On remarquera que nous ne sommes pas sortis de la sphère des auteurs anglais pour poser et commencer à résoudre les problèmes de tolérance et de laïcité. Nous avons essayé de montrer comment, par simple argumentation, sans qu'il ne fût question de se contenter de choisir un camp, et sans recourir non plus à quelque position qui se prétende transcendante par rapport aux autres, les questions et le cheminement vers une solution pouvaient évoluer. Ici il s'est agi de questions liées à la tolérance ; nous aurions pu le montrer, peut-être avec plus de facilité encore sur la question de l'égalité, en mettant en scène d'autres acteurs : encore Rawls, d'un côté, mais de l'autre Harsanyi qui s’est montré fort critique avec le contractualisme de Rawls.
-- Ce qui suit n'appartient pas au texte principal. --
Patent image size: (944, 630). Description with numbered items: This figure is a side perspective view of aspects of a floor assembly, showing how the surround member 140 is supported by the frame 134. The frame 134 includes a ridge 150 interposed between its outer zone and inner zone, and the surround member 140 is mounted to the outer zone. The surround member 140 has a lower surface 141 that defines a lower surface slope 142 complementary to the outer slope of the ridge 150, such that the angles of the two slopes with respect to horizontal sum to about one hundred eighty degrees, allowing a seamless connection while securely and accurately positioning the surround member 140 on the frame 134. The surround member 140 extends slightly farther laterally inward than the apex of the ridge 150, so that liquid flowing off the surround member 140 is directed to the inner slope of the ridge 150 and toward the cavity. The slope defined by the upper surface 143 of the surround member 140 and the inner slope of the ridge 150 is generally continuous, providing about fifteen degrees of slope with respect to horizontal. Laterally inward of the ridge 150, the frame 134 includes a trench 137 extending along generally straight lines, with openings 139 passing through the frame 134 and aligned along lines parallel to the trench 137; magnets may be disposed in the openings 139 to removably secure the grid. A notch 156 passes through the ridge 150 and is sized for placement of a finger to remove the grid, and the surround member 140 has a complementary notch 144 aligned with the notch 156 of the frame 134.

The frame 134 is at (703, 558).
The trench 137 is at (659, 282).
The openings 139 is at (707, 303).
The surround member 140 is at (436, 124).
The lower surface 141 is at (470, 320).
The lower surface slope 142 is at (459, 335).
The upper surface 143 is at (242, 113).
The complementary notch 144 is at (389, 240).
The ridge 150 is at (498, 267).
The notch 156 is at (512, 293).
Il y a dans la philosophie anglaise des ressources inépuisables de discussions qui permettent de faire bouger toute position doctrinale. Et c'est sans doute cette fine connaissance et cette pratique historique, linguistique, philosophique, qui traversaient et animaient B. Cottret qui ne pensait pas à partir de positions en vue de les défendre. Une culture de la discussion des idées comme l’est peut-être de façon caractéristique la culture anglaise - voire plus largement anglophone - ne peut se satisfaire de justifier des convictions, car c’est dans la discussion même des idées qu'elle puise ses convictions.
Jean-Pierre Cléro
- [1] Rawls J., Théorie de la justice, Éd. du Seuil, Paris, 1991, p. 249. Rawls revient à la charge, à la page suivante, p. 250, avec le même argument.
- [2] Je dis : paradoxalement, car, la plupart du temps, Rawls récuse les arguments de style utilitariste.
- [3] Rawls J., Théorie de la justice, Éd. du Seuil, Paris, 1991, p. 254.
- [4] Après tout, de grandes philosophies - je songe à celle de Descartes, par exemple - ont pensé que les vérités sont créées par Dieu ; tandis que d’autres philosophies les ont séparées de la volonté de Dieu.
- [5] Pour nous livrer à une analogie avec les expressions affectionnées par Pascal d’ « esprit géométrique » et d’ « esprit de géométrie ».
- [6] L’argument central de Rawls n’aurait pas été démenti par Locke. Il se trouve dans la Théorie de la justice, p. 244.